The new regulations also make other changes. Before, the bar was set so low that teachers could get a passing rating even if their students utterly bungled their standardized tests. The new version makes that nearly impossible.
The regulations also outline plans to create new state tests by 2012-13, for middle school science and social studies, and ninth- and 10th-grade English, where none exist now.
In subjects in which there is no state testing, it would be up to local districts, with state approval, to determine how to judge their teachers against goals established for student performance.
The governor’s office had also expressed concern that it could take years before the evaluation system was in place across the state, because each district must agree to it individually.
So Mr. Cuomo said on Friday that he planned to offer an incentive: Only those districts that put the evaluation system into effect would be eligible for money from $500 million set aside in the state budget to reward school performance.
In a letter to Ms. Tisch on Friday, Mr. Cuomo wrote, “We must not squander the opportunity to set the right course and make New York a leader in evaluating performance in our education system.”
Big role of test scores in New York teacher evaluations
By Diana Senechal |Linking and Thinking on Education | http://bit.ly/iUlrUT
May 14, 2011 - Last year, the New York State Legislature passed a measure that allowed 20 percent of a teacher’s evaluation to be based on students’ scores on standardized state tests.
Now student test scores will account for as much as 40 percent of the evaluations, according to an article in today’s New York Times. This means they will count more than any other single measure. The new regulations are expected to be enacted on Monday by the state’s Board of Regents.
This change is likely due to pressure from Governor Andrew M. Cuomo, who, according to the New York Times, said that a high-quality evaluation system had to be in place before he could support Mayor Bloomberg’s push to end seniority protection in layoffs.
But is this a high-quality evaluation system? It gives a great deal of power to tests that we don’t even have yet (as they are being revised) and to a value-added formula that has turned up many eccentricities, to put it mildly.

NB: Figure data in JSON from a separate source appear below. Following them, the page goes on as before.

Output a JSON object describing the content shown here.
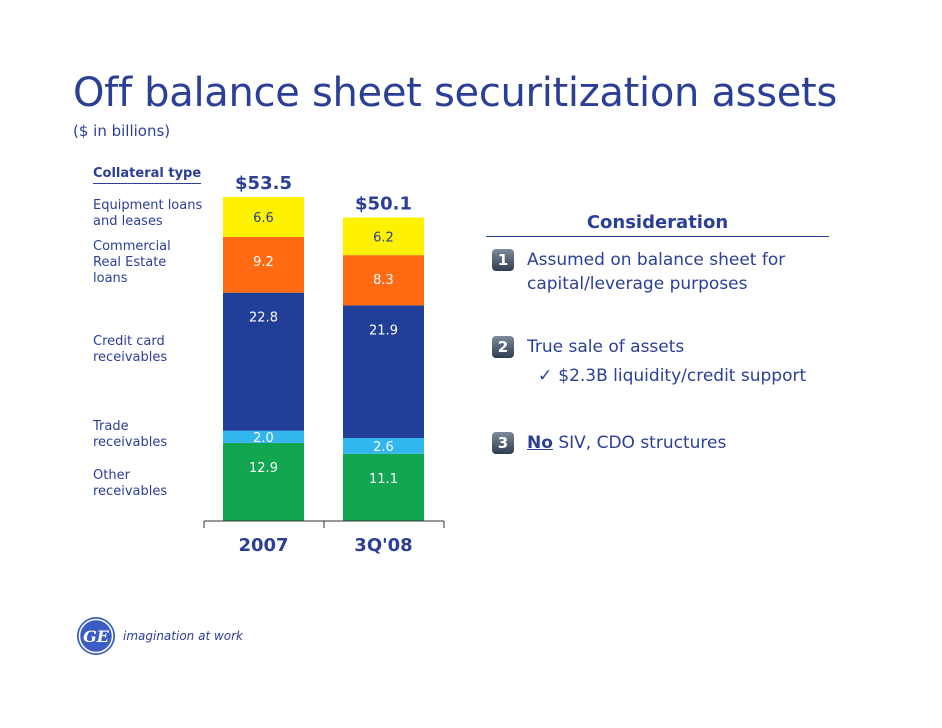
{
  "title": "Off balance sheet securitization assets",
  "subtitle": "($ in billions)",
  "collateral_header": "Collateral type",
  "colors": {
    "equipment": "#fff200",
    "cre": "#ff6a13",
    "credit_card": "#213f99",
    "trade": "#32b6ee",
    "other": "#12a650",
    "brand": "#2b3f96"
  },
  "chart_data": {
    "type": "bar",
    "stacked": true,
    "categories": [
      "2007",
      "3Q'08"
    ],
    "totals": [
      "$53.5",
      "$50.1"
    ],
    "series": [
      {
        "name": "Other receivables",
        "key": "other",
        "values": [
          12.9,
          11.1
        ]
      },
      {
        "name": "Trade receivables",
        "key": "trade",
        "values": [
          2.0,
          2.6
        ]
      },
      {
        "name": "Credit card receivables",
        "key": "credit_card",
        "values": [
          22.8,
          21.9
        ]
      },
      {
        "name": "Commercial Real Estate loans",
        "key": "cre",
        "values": [
          9.2,
          8.3
        ]
      },
      {
        "name": "Equipment loans and leases",
        "key": "equipment",
        "values": [
          6.6,
          6.2
        ]
      }
    ],
    "ylim": [
      0,
      53.5
    ]
  },
  "category_labels": {
    "equipment": "Equipment loans\nand leases",
    "cre": "Commercial\nReal Estate\nloans",
    "credit_card": "Credit card\nreceivables",
    "trade": "Trade\nreceivables",
    "other": "Other\nreceivables"
  },
  "consideration": {
    "header": "Consideration",
    "points": [
      {
        "num": "1",
        "text": "Assumed on balance sheet for capital/leverage purposes"
      },
      {
        "num": "2",
        "text": "True sale of assets",
        "sub": "$2.3B liquidity/credit support"
      },
      {
        "num": "3",
        "emph": "No",
        "text": " SIV, CDO structures"
      }
    ]
  },
  "logo": {
    "mark": "GE",
    "tagline": "imagination at work"
  }
}
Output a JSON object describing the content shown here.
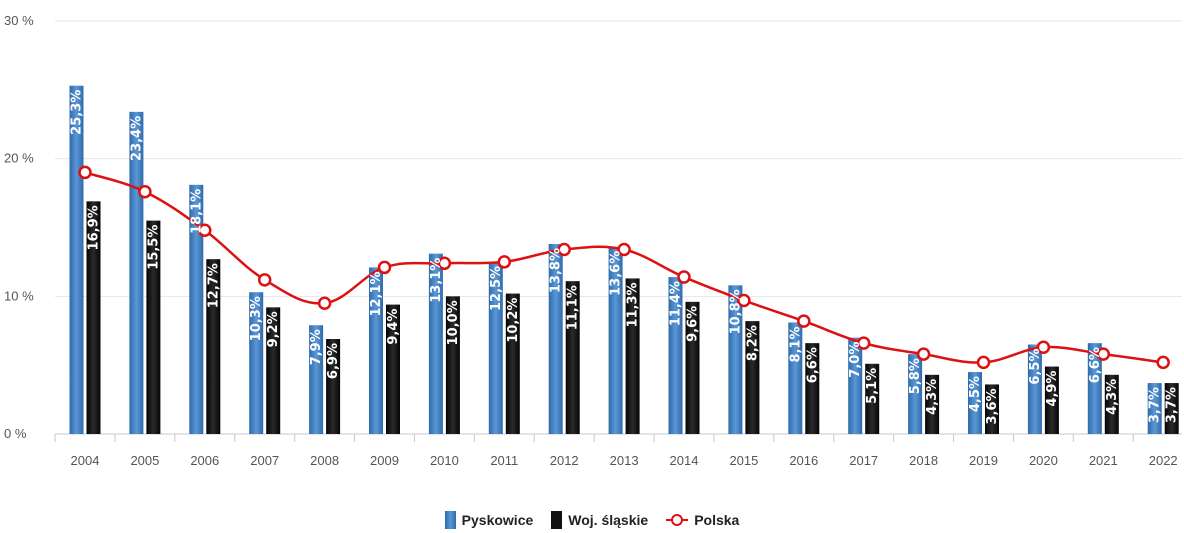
{
  "chart_data": {
    "type": "bar",
    "categories": [
      "2004",
      "2005",
      "2006",
      "2007",
      "2008",
      "2009",
      "2010",
      "2011",
      "2012",
      "2013",
      "2014",
      "2015",
      "2016",
      "2017",
      "2018",
      "2019",
      "2020",
      "2021",
      "2022"
    ],
    "series": [
      {
        "name": "Pyskowice",
        "type": "bar",
        "color": "#3d7cc0",
        "values": [
          25.3,
          23.4,
          18.1,
          10.3,
          7.9,
          12.1,
          13.1,
          12.5,
          13.8,
          13.6,
          11.4,
          10.8,
          8.1,
          7.0,
          5.8,
          4.5,
          6.5,
          6.6,
          3.7
        ],
        "labels": [
          "25,3%",
          "23,4%",
          "18,1%",
          "10,3%",
          "7,9%",
          "12,1%",
          "13,1%",
          "12,5%",
          "13,8%",
          "13,6%",
          "11,4%",
          "10,8%",
          "8,1%",
          "7,0%",
          "5,8%",
          "4,5%",
          "6,5%",
          "6,6%",
          "3,7%"
        ]
      },
      {
        "name": "Woj. śląskie",
        "type": "bar",
        "color": "#111111",
        "values": [
          16.9,
          15.5,
          12.7,
          9.2,
          6.9,
          9.4,
          10.0,
          10.2,
          11.1,
          11.3,
          9.6,
          8.2,
          6.6,
          5.1,
          4.3,
          3.6,
          4.9,
          4.3,
          3.7
        ],
        "labels": [
          "16,9%",
          "15,5%",
          "12,7%",
          "9,2%",
          "6,9%",
          "9,4%",
          "10,0%",
          "10,2%",
          "11,1%",
          "11,3%",
          "9,6%",
          "8,2%",
          "6,6%",
          "5,1%",
          "4,3%",
          "3,6%",
          "4,9%",
          "4,3%",
          "3,7%"
        ]
      },
      {
        "name": "Polska",
        "type": "line",
        "color": "#dd1111",
        "values": [
          19.0,
          17.6,
          14.8,
          11.2,
          9.5,
          12.1,
          12.4,
          12.5,
          13.4,
          13.4,
          11.4,
          9.7,
          8.2,
          6.6,
          5.8,
          5.2,
          6.3,
          5.8,
          5.2
        ]
      }
    ],
    "y_ticks": [
      {
        "value": 0,
        "label": "0 %"
      },
      {
        "value": 10,
        "label": "10 %"
      },
      {
        "value": 20,
        "label": "20 %"
      },
      {
        "value": 30,
        "label": "30 %"
      }
    ],
    "ylim": [
      0,
      30
    ],
    "grid": true,
    "legend_position": "bottom-center"
  }
}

It is especially dangerous as a means of determining who should and shouldn’t be laid off. Teachers will be compared with each other by means of measures that haven’t stood the test of time yet (and that leave much to be desired). Principals will have little power to go against value-added ratings, even if they are clearly wrong.
New York State is still reeling from the disclosure that its state tests had gotten easier over the years. It is in the midst of revising its assessments and adopting the Common Core State Standards. The outcome of all of this is uncertain. In the meantime, the value-added formula used in New York City has numerous problems. Andrew Gelman, professor of statistics and political science at Columbia, demonstrates that when teachers are graded on a curve in this manner, a few students (in a large class) doing a little better on a test can bring a teacher from the 7th to the 50th percentile. (See all the comments on his post–they are interesting.)
Why, at this uncertain juncture, would the governor choose to make state test scores such a large part of teacher evaluations? Why the push for something clearly flawed?
Seems not only unwise and reckless, but weird.